People who bash Java for no rational reason, don't realize that there are a lot of reasons to use it. It has a lot of advantages that outweigh its disadvantages. This is probably true of almost any technology. Windows. Linux. Mac. Python. Even Perl for God's sake. Otherwise people wouldn't be using it.
I'll see your senator, and I'll raise you two judges.
> if [Java] was as awesome as you're making it out to be, it'd be used EVERYWHERE.
No. You're wrong.
Technology ${X} would only be used EVERYWHERE if it were PERFECT. I'm not claiming Java is perfect. I'm merely claiming that it is very good. It has a lot of advantages that outweigh its disadvantages, as do many other technologies.
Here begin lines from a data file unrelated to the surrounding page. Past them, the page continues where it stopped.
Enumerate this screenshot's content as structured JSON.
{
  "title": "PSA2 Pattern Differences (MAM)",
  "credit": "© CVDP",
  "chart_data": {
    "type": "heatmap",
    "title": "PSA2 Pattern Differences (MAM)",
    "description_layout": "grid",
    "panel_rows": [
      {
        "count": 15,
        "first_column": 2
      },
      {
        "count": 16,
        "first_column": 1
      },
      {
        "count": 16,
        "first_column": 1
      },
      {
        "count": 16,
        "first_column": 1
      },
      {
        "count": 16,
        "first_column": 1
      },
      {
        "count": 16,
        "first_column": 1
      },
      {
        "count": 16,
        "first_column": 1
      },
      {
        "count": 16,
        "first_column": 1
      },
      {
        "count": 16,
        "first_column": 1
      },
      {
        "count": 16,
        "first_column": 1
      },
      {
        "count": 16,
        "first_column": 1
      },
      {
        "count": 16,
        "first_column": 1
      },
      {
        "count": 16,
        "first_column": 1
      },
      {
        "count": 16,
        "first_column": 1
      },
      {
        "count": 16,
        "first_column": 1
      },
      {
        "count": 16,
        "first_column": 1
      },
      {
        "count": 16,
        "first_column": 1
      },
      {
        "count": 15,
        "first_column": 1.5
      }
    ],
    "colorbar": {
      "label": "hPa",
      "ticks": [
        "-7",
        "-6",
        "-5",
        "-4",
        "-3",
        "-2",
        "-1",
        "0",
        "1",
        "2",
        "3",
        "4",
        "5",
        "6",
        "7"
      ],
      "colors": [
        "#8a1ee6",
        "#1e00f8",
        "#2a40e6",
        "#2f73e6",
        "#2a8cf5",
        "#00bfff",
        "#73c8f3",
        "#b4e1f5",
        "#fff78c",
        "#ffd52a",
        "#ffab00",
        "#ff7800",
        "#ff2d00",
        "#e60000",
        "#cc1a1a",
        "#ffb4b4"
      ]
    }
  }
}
Technology ${X} has a lot of advantages that outweigh its disadvantages. That is why people use ${X}. Where X could be Java, Windows, Linux, Mac, Python, C, cassette audio tapes, pocket calculators, etc.
But if Java were perfect, it would be used everywhere. It's not. But if you mindlessly bash Java, then you should also consider bashing every other technology that I mentioned. All of them have serious drawbacks.
I'll see your senator, and I'll raise you two judges.
For deterministic response time, look at IBM's Metronome JVM runtime. Get out your checkbook.
I'll see your senator, and I'll raise you two judges.
I agree "Everybody does it this way" isn't a justification just a result. Big business uses it because it is scalable, has a decent library, works well in a non-homogenous network cluster, and is one of the oldest and popular languages with GC and language primitives for parallelization. It's much faster than the dynamic type languages, and doesn't have the kludge of a global lock like two of the popular scripting languages.
These comments are my own and do not necessarily reflect the views or opinions of my employer or colleagues...
See? i have NO problem with that, you clearly laid out your reasoning for supporting Java in that situation and its obviously thought out and done from an educated perspective.
Now as someone who mainly supports SMBs and home users I can tell you in THAT particular userbase java is like a damned STD in that it keeps reinfecting and can be a major operation to get rid of (Thanks a lot, asshole who invented minecraft) but then again my users aren't having to support 1000 transactions and processes at once so maybe it works great there, don't know as that was never my field.
But sadly we have seen too many cases where something doesn't make sense to use but "Well so and so uses X so it must be good" or in the case of java "Well these billion dollar corps use java so we should too" and I would argue that is a choice from ignorance which is why I was pointing out the flaw in the logic. if Java or flash or SL or .NET or C++ or whatever is right for you because you looked at your options and it was the best fit? i'm glad, I really am. Hell I still write the occasional VB 6 app because for one single function (making a front end to a local DB) it works great with the least footprint and cost. But I would never say "So and so used VB 6 so we should" as that isn't a justification, that is just bandwagon hopping.
ACs don't waste your time replying, your posts are never seen by me.